ハリーポッターあたりの凄い金をかけた児童文学作品と体裁が近いっすね。
いきなり装備を与えられて宝玉を5つ集めろとかRPGみたいでもあるけど(笑)。
クライマックスは派手に盛り上がるし、わりと泣きっぽいシーンもあるしで、
(あまりに狙いすぎなシーンなので涙の代わりに薄笑いが……)
そこそこ満足できる作品ではあります。
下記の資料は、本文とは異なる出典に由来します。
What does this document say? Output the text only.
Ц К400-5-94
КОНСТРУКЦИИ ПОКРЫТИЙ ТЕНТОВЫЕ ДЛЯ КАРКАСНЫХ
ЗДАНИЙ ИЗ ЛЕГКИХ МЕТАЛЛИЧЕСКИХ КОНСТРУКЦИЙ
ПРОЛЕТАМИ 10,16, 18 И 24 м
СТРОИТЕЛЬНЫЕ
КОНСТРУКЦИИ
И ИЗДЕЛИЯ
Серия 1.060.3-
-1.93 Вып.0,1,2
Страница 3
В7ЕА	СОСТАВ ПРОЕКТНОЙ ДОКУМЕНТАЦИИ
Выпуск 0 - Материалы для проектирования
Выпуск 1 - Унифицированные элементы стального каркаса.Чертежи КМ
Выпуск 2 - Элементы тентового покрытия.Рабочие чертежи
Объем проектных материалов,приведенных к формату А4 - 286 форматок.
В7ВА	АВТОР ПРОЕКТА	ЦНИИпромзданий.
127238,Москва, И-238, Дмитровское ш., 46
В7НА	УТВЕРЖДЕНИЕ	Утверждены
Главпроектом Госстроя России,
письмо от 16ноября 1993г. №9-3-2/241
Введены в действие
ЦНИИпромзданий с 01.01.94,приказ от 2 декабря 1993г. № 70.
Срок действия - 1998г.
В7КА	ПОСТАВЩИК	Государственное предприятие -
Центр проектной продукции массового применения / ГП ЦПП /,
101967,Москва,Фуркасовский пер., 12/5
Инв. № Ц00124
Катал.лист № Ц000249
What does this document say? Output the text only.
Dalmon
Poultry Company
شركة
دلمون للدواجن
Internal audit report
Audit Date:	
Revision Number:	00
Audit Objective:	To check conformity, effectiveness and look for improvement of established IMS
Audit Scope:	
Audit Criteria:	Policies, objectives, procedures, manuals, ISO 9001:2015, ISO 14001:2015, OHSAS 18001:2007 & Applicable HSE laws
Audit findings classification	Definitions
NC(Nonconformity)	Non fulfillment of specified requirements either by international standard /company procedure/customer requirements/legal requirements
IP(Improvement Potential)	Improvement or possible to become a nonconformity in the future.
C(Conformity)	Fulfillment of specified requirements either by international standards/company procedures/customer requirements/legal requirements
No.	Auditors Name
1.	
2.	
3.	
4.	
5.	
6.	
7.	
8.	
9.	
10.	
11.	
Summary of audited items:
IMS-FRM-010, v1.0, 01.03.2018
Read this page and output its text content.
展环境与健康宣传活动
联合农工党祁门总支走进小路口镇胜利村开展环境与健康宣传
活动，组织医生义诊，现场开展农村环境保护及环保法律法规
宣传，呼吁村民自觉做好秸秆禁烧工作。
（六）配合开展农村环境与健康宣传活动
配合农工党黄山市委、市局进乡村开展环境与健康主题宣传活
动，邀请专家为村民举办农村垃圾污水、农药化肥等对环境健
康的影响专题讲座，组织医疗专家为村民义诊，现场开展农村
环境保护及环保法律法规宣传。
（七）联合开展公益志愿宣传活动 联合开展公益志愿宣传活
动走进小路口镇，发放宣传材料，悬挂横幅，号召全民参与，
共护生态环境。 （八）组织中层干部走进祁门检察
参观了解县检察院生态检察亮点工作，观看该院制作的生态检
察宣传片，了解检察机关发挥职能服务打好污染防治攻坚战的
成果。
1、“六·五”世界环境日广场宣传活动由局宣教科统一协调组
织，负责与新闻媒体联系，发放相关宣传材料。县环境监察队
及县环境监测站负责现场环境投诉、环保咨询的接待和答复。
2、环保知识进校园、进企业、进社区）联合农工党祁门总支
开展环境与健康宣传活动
でも
あまり後には残らないかな。
内容について。
見てて凄く気になったんだけど、この
作品の設定には致命的な矛盾がある。
それは「闇の宝玉」を取ると魔が放たれて世界が滅んでしまうってとこ。
でも旅人が願いを叶えるためには「闇の宝玉」を取らなければならない。
ビジョンという世界の安寧を選ぶか、自分の願いを選ぶかの二者択一。
このビジョンが言葉どおりの仮想世界であくまで試練であるなら、
全てを犠牲にしてでも自分の願いを選ぶのが正解という可能性もある。
だけど現実とは別に存在してる異世界なら滅ぼしてしまうのはまずい。
実際にワタルは最後に自分の願いよりもビジョンの未来を選んだし。
でも考えてみたら過去の旅人が願いを叶えても世界が滅んでたわけで。
(ワタルが魔を消したので今後は大丈夫だろうけど)
旅人というのはビジョンでは認知されてる以上過去にも結構いたはずで。
それなのに過去に一人も宝玉を集めきれた人がいないのも考えにくい。
願いを叶える度にビジョンがリセットされるなら別だけど……
それだとまさに試練のために仮想世界で未来を願ってやる義理はない。
世界の未来を願うのがビジョンを旅する試練の答えとしては正解で、
それを選べばワタルの(真の)願いも叶うのも有りだと思うけど。
この作品世界はそーいう仕掛けにはなってないし。
最後にミツルの妹が出てきた時には「は?」とか思ったよ。
確かにワタルはビジョンを旅したことで多少なりと成長した。
願いを叶えるために何をしてもいいわけじゃないと気づいたし。
そーいう意味で見せたいテーマはきっちり描けてるとは思う。
わりと記号的な試練の積み重ねというのも構成としては妥当でしょう。
しかし物語の重要な構成に矛盾があると
でっち上げ感が漂ってしまう。
フィクションはでっち上げ感や作りもの感をいかに消すかが肝なのに。
にしても脚本が素晴らしいって、本気で言ってる?
※公式サイトの一番上の(宣伝用の)各誌の映画評の話
実は「闇の宝玉」の設定が出てきたとき、オチはどーするの?と思った。
そして後の展開の可能性で最も面白みのないのがこの作品の構成だったり。
クライマックスで謎の少女が出てきたときに、
実はこの少女こそが女神で、
自分を殺して全てを叶えればいいと囁くのが最後の試練かと思ったのに。
いやこれも試練の一つなんだけど、表面的には化け物を撃退しただけだし。
てゆーかわざわざ姿が化け物に変化したのはかなり興ざめだったり……
できれば終盤に想像を越える驚くような仕掛けを期待してたんだけど。
「GONZOアニメは脚本が今ひとつ」の証明をするような映画だなと。